Synthetic RWE HPV Vaccine-Effectiveness Study

Cohort attrition · Survival · Vaccine effectiveness · Registry QC catch

Published

May 28, 2026

Synthetic data — methods demonstration only

Every figure on this page was computed on fully synthetic claims generated by this repository, with a “true” effect deliberately built into the data generator. Nothing here is a real HPV vaccine-effectiveness estimate. The purpose is to demonstrate the analysis and the data-quality control end to end, and to show that the pipeline recovers the planted ground truth.

Cohort attrition

How the source population narrows to the analytic cohort through each pre-specified inclusion/exclusion criterion (CONSORT-style).

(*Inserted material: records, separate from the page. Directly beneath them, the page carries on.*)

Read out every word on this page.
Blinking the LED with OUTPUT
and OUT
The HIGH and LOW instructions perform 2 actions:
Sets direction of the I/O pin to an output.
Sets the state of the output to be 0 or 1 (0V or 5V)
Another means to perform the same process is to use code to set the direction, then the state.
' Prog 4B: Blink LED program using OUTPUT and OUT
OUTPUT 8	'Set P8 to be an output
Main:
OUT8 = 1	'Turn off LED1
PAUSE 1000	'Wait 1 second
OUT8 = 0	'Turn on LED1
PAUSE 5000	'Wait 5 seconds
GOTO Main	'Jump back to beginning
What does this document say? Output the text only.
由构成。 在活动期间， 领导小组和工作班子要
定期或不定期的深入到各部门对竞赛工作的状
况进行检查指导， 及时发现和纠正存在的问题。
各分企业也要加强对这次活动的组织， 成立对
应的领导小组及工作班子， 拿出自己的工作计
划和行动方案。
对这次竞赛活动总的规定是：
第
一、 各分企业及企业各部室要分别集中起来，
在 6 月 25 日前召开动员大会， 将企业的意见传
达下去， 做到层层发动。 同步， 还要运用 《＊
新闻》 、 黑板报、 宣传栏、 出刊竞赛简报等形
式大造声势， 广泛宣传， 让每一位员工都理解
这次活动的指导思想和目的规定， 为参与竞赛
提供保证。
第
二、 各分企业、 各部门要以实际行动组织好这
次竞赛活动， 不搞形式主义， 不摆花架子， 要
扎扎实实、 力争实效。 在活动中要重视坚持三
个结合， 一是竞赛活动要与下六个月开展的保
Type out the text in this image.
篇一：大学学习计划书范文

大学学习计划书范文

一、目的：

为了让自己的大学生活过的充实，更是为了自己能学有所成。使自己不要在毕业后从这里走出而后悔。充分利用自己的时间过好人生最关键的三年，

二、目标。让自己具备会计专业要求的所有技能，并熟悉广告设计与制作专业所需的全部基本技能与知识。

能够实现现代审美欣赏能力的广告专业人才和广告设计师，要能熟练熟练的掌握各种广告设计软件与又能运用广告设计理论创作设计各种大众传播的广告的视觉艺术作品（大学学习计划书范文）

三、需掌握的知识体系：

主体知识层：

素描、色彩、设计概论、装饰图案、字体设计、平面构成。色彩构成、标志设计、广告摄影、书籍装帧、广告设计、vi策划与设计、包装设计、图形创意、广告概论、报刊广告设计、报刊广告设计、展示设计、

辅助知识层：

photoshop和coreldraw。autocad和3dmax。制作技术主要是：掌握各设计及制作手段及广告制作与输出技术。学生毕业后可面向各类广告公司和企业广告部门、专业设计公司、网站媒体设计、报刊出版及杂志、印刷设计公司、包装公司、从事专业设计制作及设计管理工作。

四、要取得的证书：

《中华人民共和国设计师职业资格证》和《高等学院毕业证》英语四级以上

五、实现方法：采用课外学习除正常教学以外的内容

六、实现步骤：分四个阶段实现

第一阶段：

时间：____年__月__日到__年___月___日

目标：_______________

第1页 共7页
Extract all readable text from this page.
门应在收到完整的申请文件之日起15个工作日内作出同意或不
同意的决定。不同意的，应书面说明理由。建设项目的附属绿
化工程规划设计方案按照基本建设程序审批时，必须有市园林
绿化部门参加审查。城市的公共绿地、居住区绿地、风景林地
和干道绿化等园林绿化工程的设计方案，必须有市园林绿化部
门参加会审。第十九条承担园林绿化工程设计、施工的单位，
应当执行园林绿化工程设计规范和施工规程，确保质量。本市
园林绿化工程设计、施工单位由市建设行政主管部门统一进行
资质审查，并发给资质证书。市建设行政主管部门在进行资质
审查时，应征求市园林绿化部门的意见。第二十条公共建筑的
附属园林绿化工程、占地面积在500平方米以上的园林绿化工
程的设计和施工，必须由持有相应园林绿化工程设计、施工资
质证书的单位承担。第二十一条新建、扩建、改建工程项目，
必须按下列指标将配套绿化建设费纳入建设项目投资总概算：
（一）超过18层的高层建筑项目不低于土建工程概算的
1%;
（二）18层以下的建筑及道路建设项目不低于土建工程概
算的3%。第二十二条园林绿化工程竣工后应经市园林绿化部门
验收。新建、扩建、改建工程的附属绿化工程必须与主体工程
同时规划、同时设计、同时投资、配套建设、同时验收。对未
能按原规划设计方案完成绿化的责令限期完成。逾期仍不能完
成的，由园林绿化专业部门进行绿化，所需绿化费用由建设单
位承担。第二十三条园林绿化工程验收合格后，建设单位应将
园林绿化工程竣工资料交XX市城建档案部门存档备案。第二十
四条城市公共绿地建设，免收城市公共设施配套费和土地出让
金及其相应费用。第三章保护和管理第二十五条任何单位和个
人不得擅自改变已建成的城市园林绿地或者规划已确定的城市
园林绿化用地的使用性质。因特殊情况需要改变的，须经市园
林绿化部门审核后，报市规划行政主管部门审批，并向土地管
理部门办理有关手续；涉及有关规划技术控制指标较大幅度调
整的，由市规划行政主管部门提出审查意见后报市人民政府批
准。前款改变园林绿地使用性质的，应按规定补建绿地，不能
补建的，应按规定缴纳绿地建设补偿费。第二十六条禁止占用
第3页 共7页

Step Criterion Remaining Excluded % of source
1 Source population (all members) 50000 NA 100.0
2 Female (cervical-outcome population) 26001 23999 52.0
3 + Continuous enrollment >= 365d, index in study window 22721 3280 45.4
4 + Adult (>= 18 years) at index 9909 12812 19.8
5 + No prior CIN2+/cervical cancer (washout) 9864 45 19.7
6 + Alive at index (final cohort) 9850 14 19.7

Final analytic cohort: 9,850 members.

Outcome ascertainment

Members, incident CIN2+/cervical-cancer events, and person-years by exposure group.

Exposure Members Events Person-years
unvaccinated 6629 119 18347.6
vaccinated 3218 28 8938.1

Survival analysis

Descriptive cumulative incidence by ever-vaccinated status. The primary estimate comes from the time-varying Cox model below (the KM figure is descriptive and subject to immortal-time caveats).

Cumulative incidence of CIN2+/cervical cancer (synthetic data).

Incidence rates (per 1,000 person-years)

Group Events Person-years Rate / 1,000 PY
unexposed PT 127 20224 6.28
exposed (vaccinated) PT 20 7061 2.83

Vaccine effectiveness VE = (1 − HR) × 100%

Model Events HR HR 95% CI VE (%) VE 95% CI
crude 147 0.44 0.28 to 0.71 55.7 29 to 72%
adjusted (age, region, screening) 147 0.44 0.28 to 0.71 55.7 29 to 72%

Adjusted VE = 56% (95% CI 29-72%) – recovering the generator’s true VE of 55%.

Data-quality finding (the catch)

Cross-source reconciliation independently re-discovered a systematic vaccine-classification anomaly planted in one registry feed: Gardasil 9 (HPV9) doses recorded before that product existed, contradicted by the members’ claims-derived product.

1,669 registry records across 1,288 patients flagged, entirely within the CAIR2 feed.

Registry doses over time by product. HPV9 doses before 2014 are impossible - the planted anomaly.

Impact & handling. The error misclassifies product, not dose presence, so the all-product VE above is robust while product-specific estimates are not. The full finding and the vendor-escalation plan are in docs/results_summary.md.